The Director further disclosed that instead of the white eggs, the local breeds now produce pink and brown eggs, saying that although some of them still lay white eggs and instead of the mature weight of point nine kilogram, the birds at maturity weigh as much as 1.2-1.5 kilograms, so that at the end of the day, point of lay birds cannot be differentiated from the exotic birds.

“With the funding from the Bills and Melinda Gates Foundation, we now have the white, black, brown and the ash-line of the indigenous breed. There are also two mid-lines, which has 25 or 75 percent local blood. They are meat-lines, they are bigger with tougher meat than the imported stock. We can hardly meet the request of our customers here and other Universities have been taking our stocks. The University of Ilorin bought about 300 day-old-chicks last year and Landmark University recently bought about 300 chicks from us because our day-old-chicks are Parent Stock (PS). If you are to buy PS outside, it goes for N750 for a day-old but we sell our own here for N300 because these are Nigerian chickens for the Nigerian people”.

Professor Adebambo said when she was the Dean, College of Animal Science and Livestock Production (COLANIM) of the University, she was able to buy a 2,000-capacity incubator, which hatched about 500 eggs weekly but with the Bills and Melinda Gates Foundation, she had been able to acquire 114,000-capacity incubator for the University. She advocated for more funds to be allotted into housing so that the University could generate more birds and be able to supply the whole of the southwest.

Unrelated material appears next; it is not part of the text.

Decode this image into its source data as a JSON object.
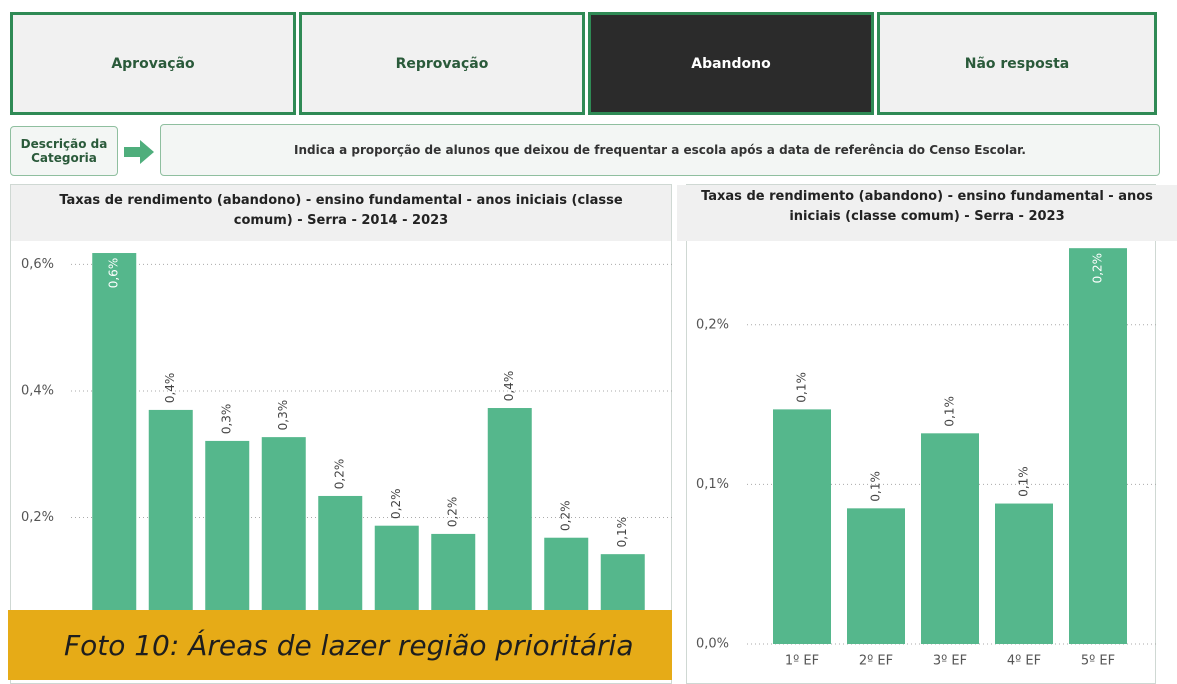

The Director said she was also looking forward to a time when the University would have an egg processor, which would give eggs longer shelf-life, whereby eggs could be brought in and processed into dry powdery form and packaged like milk for school children or be used to make vegetable soup to provide the protein requirements for the populace. She also recommended that the University considered having a processing centre, whereby live-birds are purchased either from the University or brought in from outside and are dressed for individuals at a token fee, rather than depending on imported chickens, in which they do not know their shelf-life.